Gli animali più intelligenti non hanno mai progredito nell’arte del ritratto; il cane non ha dipinto nel suo miglior periodo e non ha scarabocchiato nei tempi primordiali quando pareva uno sciacallo; il cavallo selvaggio non era un impressionista, come il cavallo da corsa non è un post-impressionista. Tutto quel che sappiamo di questo istinto di riprodurre gli oggetti adombrandoli o rappresentandoli è che esso non esiste in natura altro che nell’uomo; e che noi non possiamo parlarne se non parliamo dell’uomo come di qualche cosa di separato dalla natura. […] una prova eminente di questo isolamento dal resto è il mistero dell’impulso artistico. Questa creatura era realmente diversa da tutte le altre: perché non era solo creatura, ma creatore.  (da G. K. Chesterton, L’uomo eterno)

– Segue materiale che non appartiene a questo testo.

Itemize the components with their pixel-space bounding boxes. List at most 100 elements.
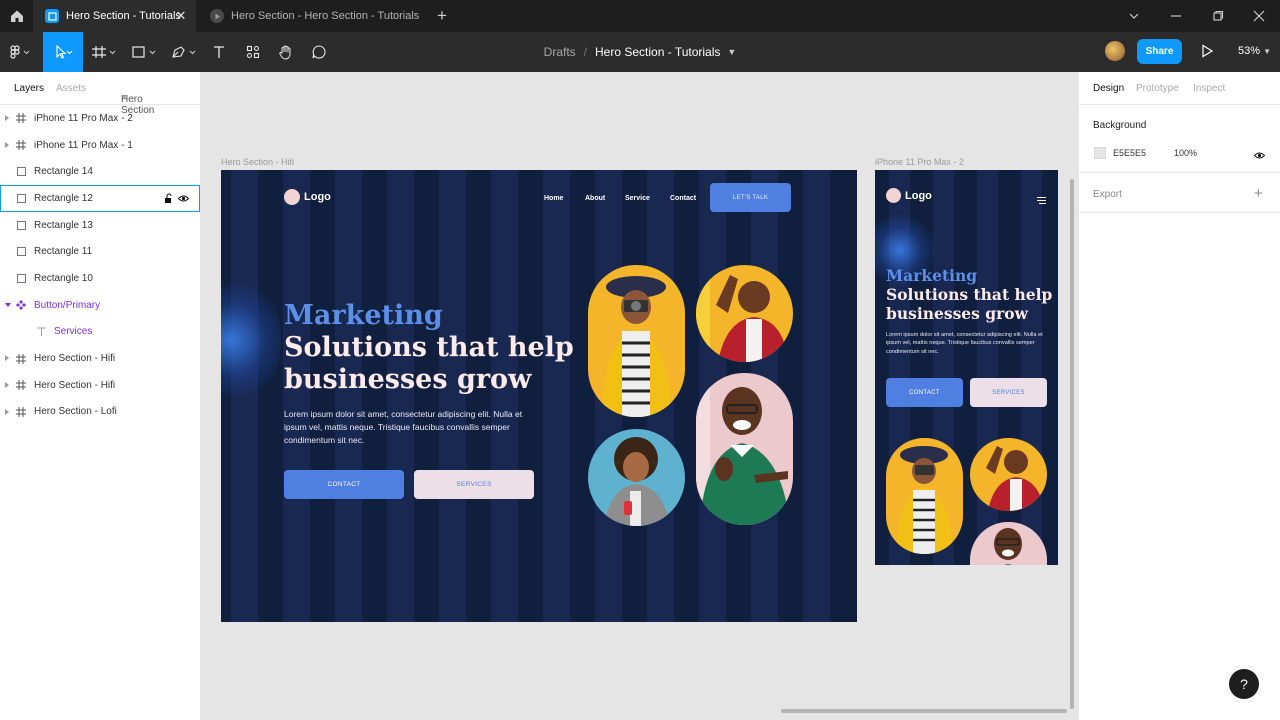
frame-label-desktop[interactable]: Hero Section - Hifi [221,157,294,167]
nav-contact[interactable]: Contact [670,195,696,202]
nav-home[interactable]: Home [544,195,563,202]
layer-label: iPhone 11 Pro Max - 1 [34,139,133,151]
frame-icon [15,353,27,365]
expand-caret-icon[interactable] [5,355,9,362]
expand-caret-icon[interactable] [5,381,9,388]
layer-list: iPhone 11 Pro Max - 2 iPhone 11 Pro Max … [0,105,200,425]
nav-service[interactable]: Service [625,195,650,202]
layer-row[interactable]: iPhone 11 Pro Max - 1 [0,132,200,159]
layout-grid-column [283,170,310,622]
expand-caret-icon[interactable] [5,141,9,148]
layer-row[interactable]: Rectangle 10 [0,265,200,292]
lock-icon[interactable] [163,193,174,204]
rectangle-icon [15,272,27,284]
logo-text: Logo [905,189,932,202]
tab-hero-section-tutorials[interactable]: Hero Section - Tutorials ✕ [33,0,196,32]
layer-row[interactable]: Hero Section - Hifi [0,345,200,372]
share-button[interactable]: Share [1137,39,1182,64]
frame-icon [15,112,27,124]
services-button[interactable]: SERVICES [970,378,1047,407]
layer-label: Hero Section - Hifi [34,353,116,365]
component-icon [15,299,27,311]
chevron-down-icon[interactable] [1126,8,1142,24]
canvas[interactable]: Hero Section - Hifi iPhone 11 Pro Max - … [201,72,1078,720]
lets-talk-button[interactable]: LET'S TALK [710,183,791,212]
prototype-play-icon [210,9,224,23]
headline-marketing: Marketing [886,266,978,285]
rectangle-icon [15,219,27,231]
layer-row[interactable]: Rectangle 11 [0,238,200,265]
logo[interactable]: Logo [886,188,932,203]
layout-grid-column [335,170,362,622]
hamburger-menu-icon[interactable] [1037,191,1046,204]
photo-girl-camera [886,438,963,554]
present-play-icon[interactable] [1200,44,1214,58]
contact-button[interactable]: CONTACT [886,378,963,407]
horizontal-scrollbar[interactable] [781,709,1067,713]
vertical-scrollbar[interactable] [1070,179,1074,709]
expand-caret-icon[interactable] [5,115,9,121]
frame-label-mobile[interactable]: iPhone 11 Pro Max - 2 [875,157,964,167]
services-button[interactable]: SERVICES [414,470,534,499]
headline-line-1: Solutions that help [886,285,1053,304]
hero-paragraph: Lorem ipsum dolor sit amet, consectetur … [284,409,523,445]
tab-assets[interactable]: Assets [56,83,86,94]
layer-row-component[interactable]: Button/Primary [0,292,200,319]
background-swatch[interactable] [1094,147,1106,159]
tab-inspect[interactable]: Inspect [1193,83,1225,94]
expand-caret-icon[interactable] [5,408,9,415]
nav-about[interactable]: About [585,195,605,202]
chevron-down-icon[interactable]: ▼ [727,47,736,57]
layer-row[interactable]: Hero Section - Hifi [0,372,200,399]
layer-row[interactable]: Rectangle 13 [0,212,200,239]
chevron-down-icon: ▼ [1263,47,1272,56]
hero-paragraph: Lorem ipsum dolor sit amet, consectetur … [886,332,1043,355]
layer-label: Rectangle 13 [34,219,93,231]
export-title: Export [1093,189,1122,200]
tab-hero-section-hero-section[interactable]: Hero Section - Hero Section - Tutorials [198,0,426,32]
layer-row-child[interactable]: Services [0,319,200,346]
layer-label: iPhone 11 Pro Max - 2 [34,112,133,124]
rectangle-icon [15,246,27,258]
add-export-plus-icon[interactable]: + [1254,185,1263,202]
logo[interactable]: Logo [284,189,331,205]
layer-row[interactable]: iPhone 11 Pro Max - 2 [0,105,200,132]
layout-grid-column [803,170,830,622]
tab-prototype[interactable]: Prototype [1136,83,1179,94]
layout-grid-column [543,170,570,622]
desktop-hero-frame[interactable]: Logo Home About Service Contact LET'S TA… [221,170,857,622]
eye-icon[interactable] [1253,148,1266,166]
tab-design[interactable]: Design [1093,83,1124,94]
frame-icon [15,406,27,418]
rectangle-icon [15,166,27,178]
file-name[interactable]: Hero Section - Tutorials [595,45,720,59]
layer-row[interactable]: Rectangle 14 [0,158,200,185]
right-panel-tabs: Design Prototype Inspect [1079,72,1280,105]
background-hex[interactable]: E5E5E5 [1113,148,1146,158]
new-tab-plus-icon[interactable]: + [433,7,451,25]
close-icon[interactable]: ✕ [174,9,188,23]
layer-row[interactable]: Hero Section - Lofi [0,399,200,426]
help-button[interactable]: ? [1229,669,1259,699]
photo-boy-waving [696,265,793,362]
breadcrumb-drafts[interactable]: Drafts [544,45,576,59]
headline-line-2: businesses grow [886,304,1028,323]
frame-icon [15,379,27,391]
collapse-caret-icon[interactable] [5,302,11,307]
zoom-level[interactable]: 53% ▼ [1238,45,1271,57]
background-opacity[interactable]: 100% [1174,148,1197,158]
home-icon[interactable] [0,0,33,32]
layer-row-selected[interactable]: Rectangle 12 [0,185,200,212]
figma-app: Hero Section - Tutorials ✕ Hero Section … [0,0,1280,720]
contact-button[interactable]: CONTACT [284,470,404,499]
layer-label: Hero Section - Lofi [34,406,117,418]
mobile-hero-frame[interactable]: Logo Marketing Solutions that help busin… [875,170,1058,565]
tab-layers[interactable]: Layers [14,83,44,94]
eye-icon[interactable] [177,193,190,204]
restore-icon[interactable] [1210,8,1226,24]
text-layer-icon [35,326,47,338]
minimize-icon[interactable] [1168,8,1184,24]
layer-label: Hero Section - Hifi [34,379,116,391]
window-close-icon[interactable] [1251,8,1267,24]
avatar[interactable] [1105,41,1125,61]
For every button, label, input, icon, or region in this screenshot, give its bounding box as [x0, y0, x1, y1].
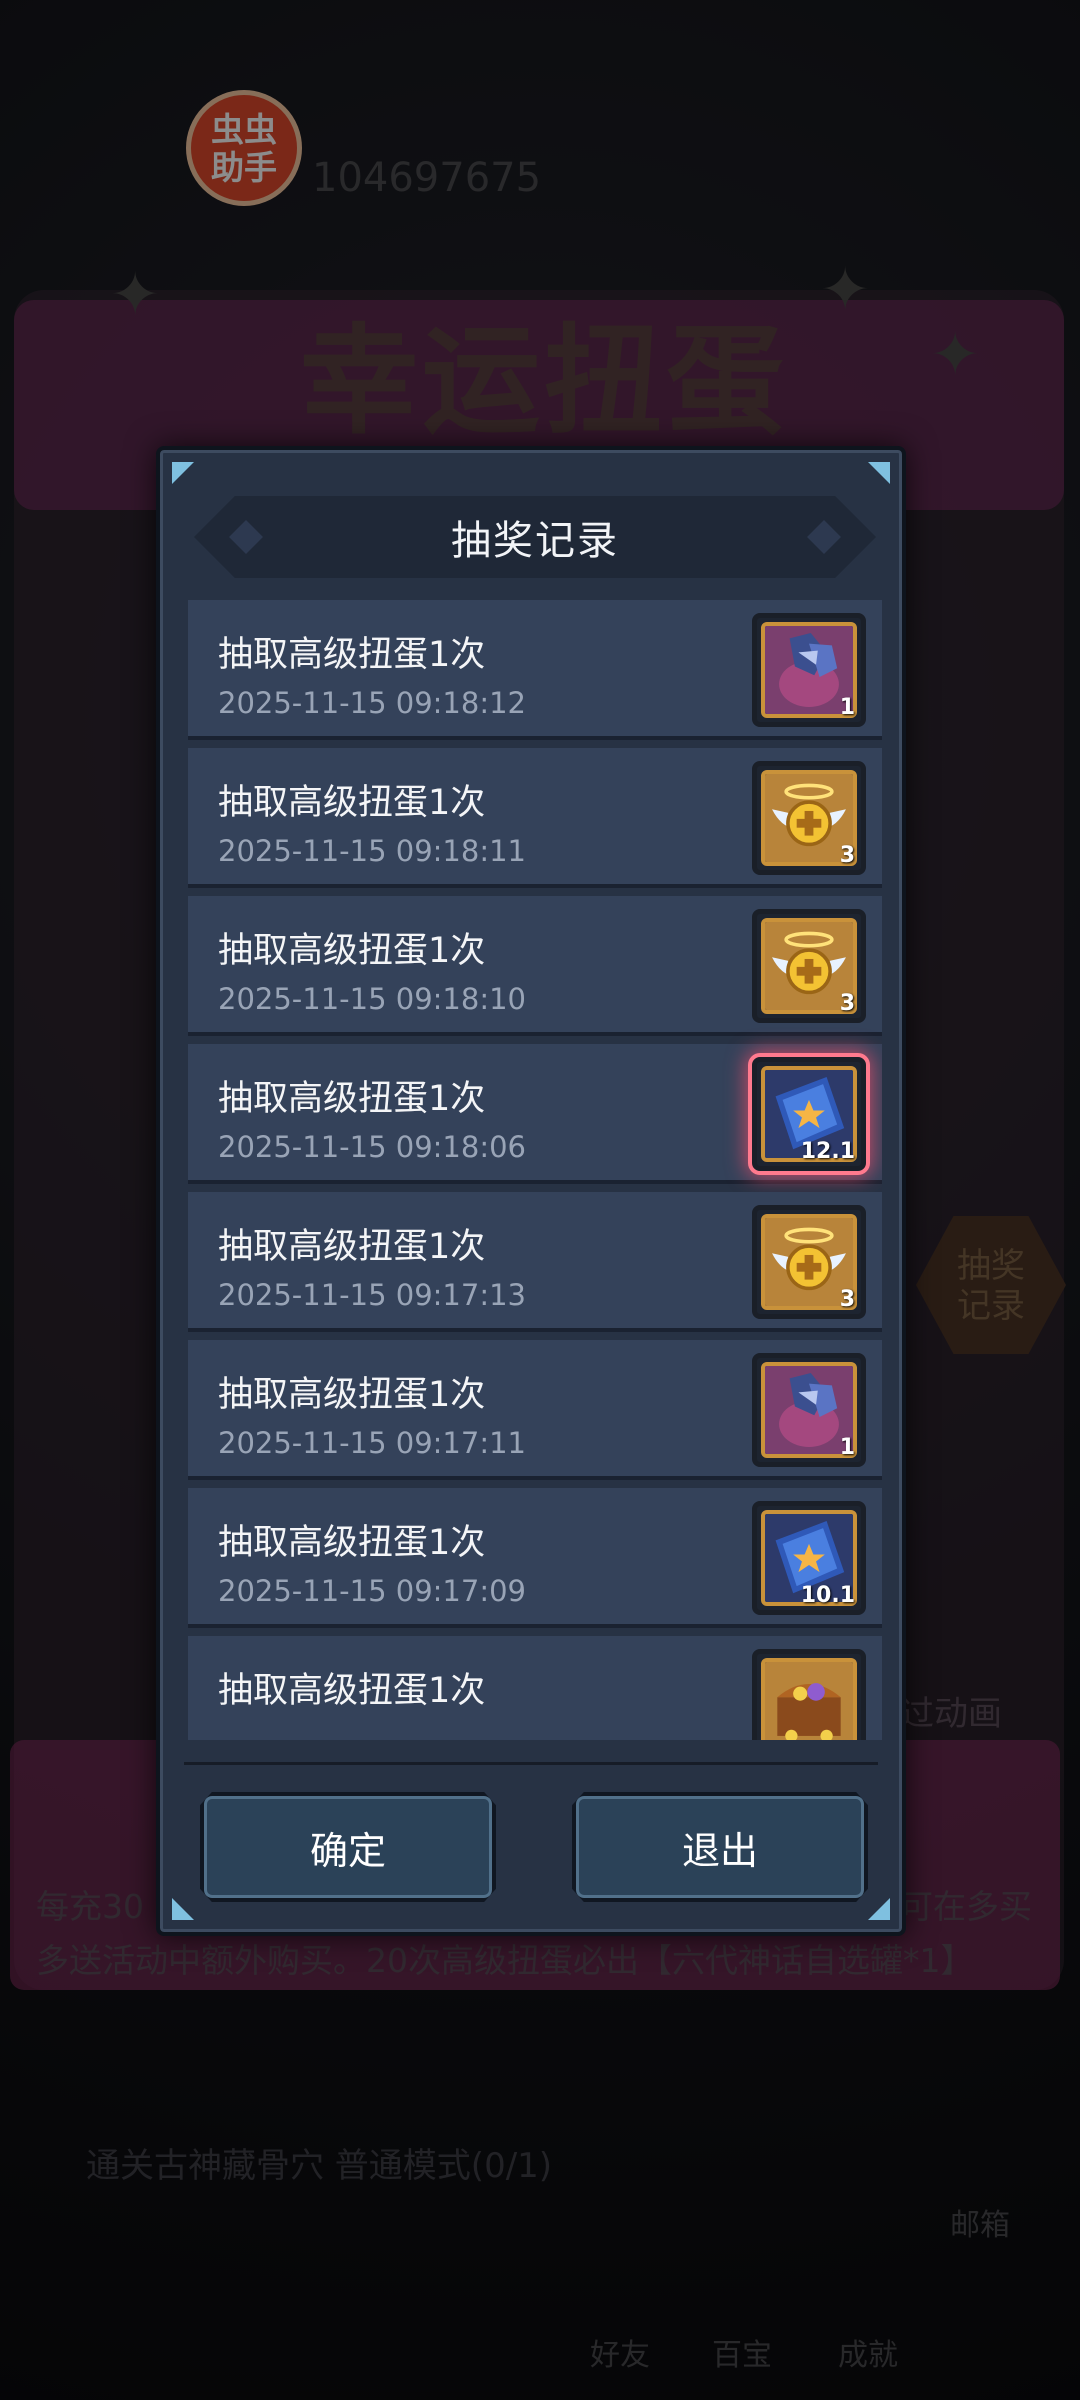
dialog-title: 抽奖记录: [451, 518, 619, 564]
divider: [184, 1762, 878, 1765]
item-count: 1: [839, 1435, 855, 1460]
exit-button[interactable]: 退出: [572, 1792, 868, 1902]
corner-decoration: [868, 1898, 890, 1920]
record-label: 抽取高级扭蛋1次: [218, 635, 486, 675]
record-row: 抽取高级扭蛋1次 2025-11-15 09:17:09 10.1: [188, 1488, 882, 1628]
record-row: 抽取高级扭蛋1次 2025-11-15 09:18:11 3: [188, 748, 882, 888]
draw-record-dialog: 抽奖记录 抽取高级扭蛋1次 2025-11-15 09:18:12 1 抽取高级扭蛋1…: [156, 446, 906, 1936]
corner-decoration: [172, 462, 194, 484]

Cosa è arrivato dunque nelle stanze del Ministero dell’Istruzione? Non solo il messaggio infantile sulla voglia di ritornare sui banchi e rivedere i compagni; qualcosa di più originale. Quel disegno sta a ribadire che l’uomo non è una mera intelligenza capace di molte competenze e non è solo un animale sociale, è qualcosa di più. E’ una coscienza capace di stupore e riflessione, premesse che lo lanciano in un’operatività connessa alla tensione al bene. In pratica non è un essere vivente, ma una creatura segnata da una somiglianza radicale con il suo Creatore. Ma davvero tocca ripartire da così lontano per giudicare le emergenze educative di oggi? Sì, perché siamo in mezzo a una platea umana che parla senza aver avuto la pazienza di Francesco di fare memoria dei tratti essenziali del proprio volto.